In our study, there were 36.3% of patients with low HER2 expression. Compared to previous studies [25,26,27,28], this rate was lower in our research. There could be several factors leading to this occurrence. One of them is the absence of a centralized pathology assessment. A recent study shows the lack of concordance between pathologists in distinguishing tumors with a HER2 score of 0 and those with a score of 1 + [29]. Another possible factor is that not all recurrent metastatic patients undergo a re-biopsy.

We investigated the effects of first-line ET in combination with CDK 4/6i treatment on OS and PFS in HER2-low and zero groups in patients with metastatic HR + /HER2-negative BC and we found no significant difference between the two groups in both OS and PFS. The literature has discrepancies in the findings of retrospective studies on this issue. Similar to the results in our study, Yildirim et al. conducted a multicenter retrospective analysis with 204 patients, and they found no significant impact of low HER2 expression on survival [30]. In another study conducted with a small group of patients, no significant difference was observed between objective response rates (ORR) in the HER2-low and zero patient groups [31].

Zattarin et al. [27] retrospectively evaluated 436 patients who received CDK 4/6i in the first line of the metastatic disease. In this study, it was observed that low HER2 expression was associated with poor OS and PFS, independent of other risk factors. In a retrospective analysis of 106 patients by Bao et al. [25], 77.3% of patients had HER2 low expression, and this subgroup had a shorter PFS (8.9 vs 18.8 months, p = 0.01) compared to HER2-zero patients. In this study, most patients (84.9%) were treated with palbociclib, and only half of the patients received first-line CDK 4/6 inhibitors.

It's not yet clear what the prognostic value of HER2 expression status is in HR + /HER2-negative mBC that is treated by CDK 4/6i plus ET. Studies on this subject in the literature are limited to retrospective analyses. Various factors might be responsible for the disparities shown in the findings of the studies. The assessment of HER2 status using different methodologies may be the most crucial among these factors. Another possible reason for the observed disparities among studies might originate from alterations to the patient group, including disparities in tumor-related parameters. A recent review evaluated nine retrospective analyses encompassing 2705 individuals [32]. The findings revealed a statistically significant increase in the risk of disease progression and death among patients with mBC who had low expression of HER2 and were treated with CDK 4/6 inhibitors.

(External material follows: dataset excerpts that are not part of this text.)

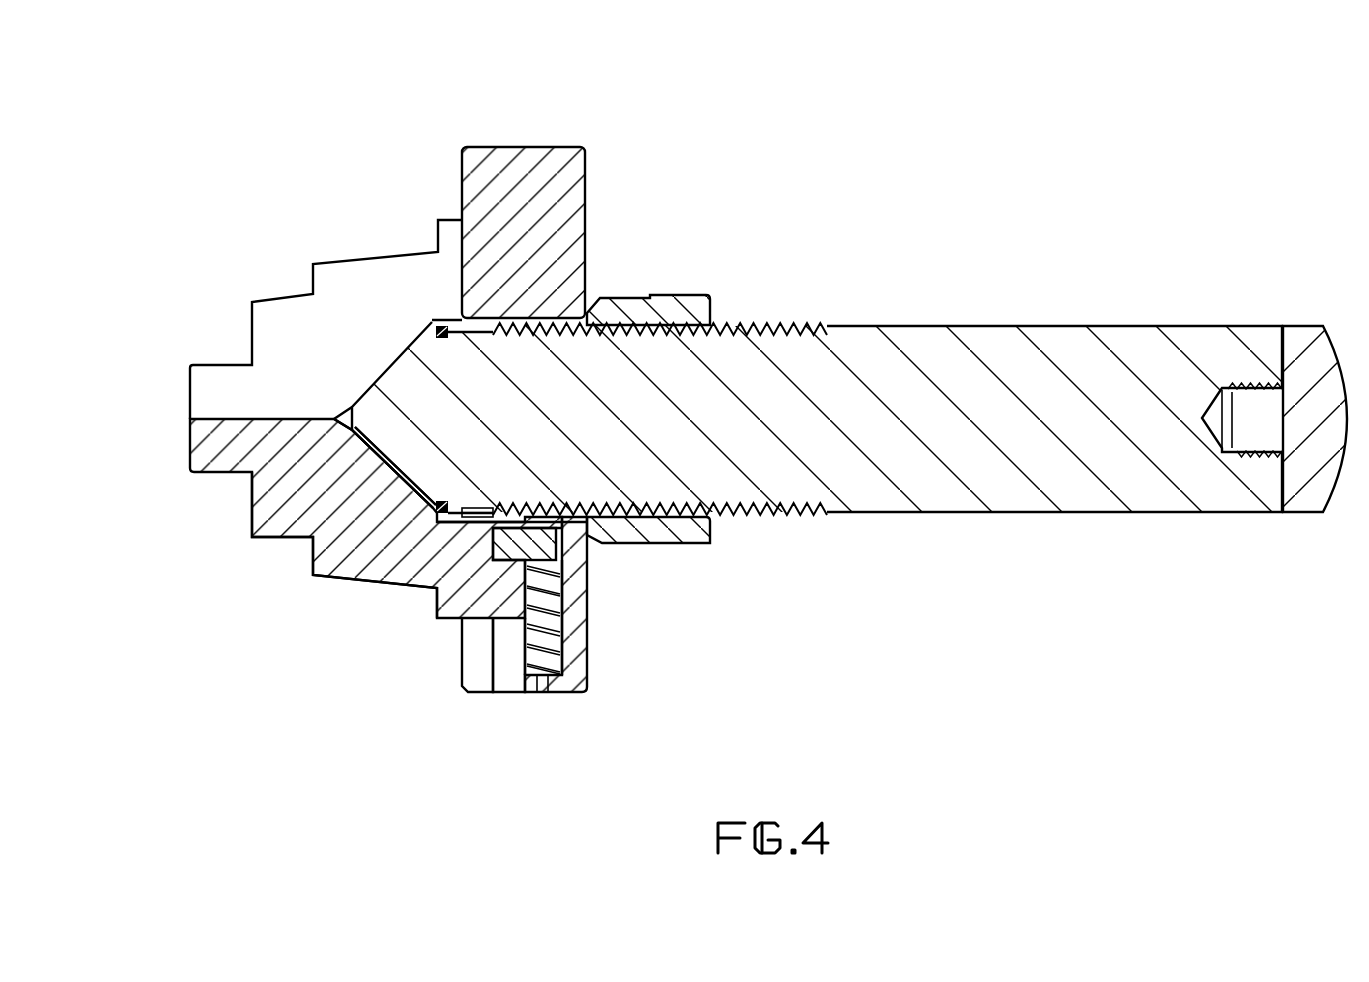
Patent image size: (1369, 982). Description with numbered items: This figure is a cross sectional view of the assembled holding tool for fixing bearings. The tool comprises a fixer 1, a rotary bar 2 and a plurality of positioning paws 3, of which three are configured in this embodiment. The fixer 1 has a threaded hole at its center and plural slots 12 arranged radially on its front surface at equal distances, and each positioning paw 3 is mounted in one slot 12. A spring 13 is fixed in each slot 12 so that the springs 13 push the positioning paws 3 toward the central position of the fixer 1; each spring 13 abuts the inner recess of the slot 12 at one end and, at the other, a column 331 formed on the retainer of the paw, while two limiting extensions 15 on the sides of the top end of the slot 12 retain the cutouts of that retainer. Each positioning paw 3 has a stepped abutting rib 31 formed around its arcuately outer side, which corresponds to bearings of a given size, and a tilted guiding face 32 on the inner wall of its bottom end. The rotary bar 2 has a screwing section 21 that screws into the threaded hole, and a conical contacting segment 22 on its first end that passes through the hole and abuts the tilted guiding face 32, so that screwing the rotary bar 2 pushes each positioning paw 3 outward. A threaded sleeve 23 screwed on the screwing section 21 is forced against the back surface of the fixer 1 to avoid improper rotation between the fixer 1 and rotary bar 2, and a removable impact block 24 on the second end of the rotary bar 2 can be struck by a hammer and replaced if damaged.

The fixer 1 is at (532, 147).
The rotary bar 2 is at (1000, 326).
The screwing section 21 is at (783, 326).
The threaded sleeve 23 is at (677, 297).
The impact block 24 is at (1300, 326).
The positioning paw 3 is at (190, 442).
The stepped abutting rib 31 is at (252, 515).
The conical contacting segment 22 is at (378, 478).
The tilted guiding face 32 is at (378, 478).
The column 331 is at (558, 545).
The spring 13 is at (548, 628).
The limiting extension 15 is at (478, 692).
The slot 12 is at (510, 680).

Our study has several limitations that result from its retrospective design, which encompasses selection bias. Another limitation of our study is the short follow-up time for an optimal evaluation of survival outcomes. We consider the absence of centralization in the HER2 expression evaluation to constitute a significant limitation of our study that may have contributed to discrepancies in the results. According to the latest ASCO/CAP guideline, cases with tumor cell staining between 1 and 10% should be classified as ER-low positive [33]. However, in our country, insurance coverage for CDK 4/6 inhibitors is limited to patients with ER levels exceeding 10%. Therefore, patients classified as ER-low were not included in our study. Approximately 2 − 3% of breast cancers have been reported to be ER-low and there is limited data on the overall benefit of endocrine therapy in these patients [34]. Consequently, we suspect the exclusion of this patient subgroup from our study may have influenced our results.

In conclusion, our multicenter research suggests that low HER2 expression does not significantly affect survival outcomes in HR + mBC patients treated with first-line ET plus CDK4/6 inhibitors. Prospective analyses are needed to more accurately evaluate the effects of HER2 expression levels on treatment responses and survival in mBC patients treated with CDK 4/6 inhibitors.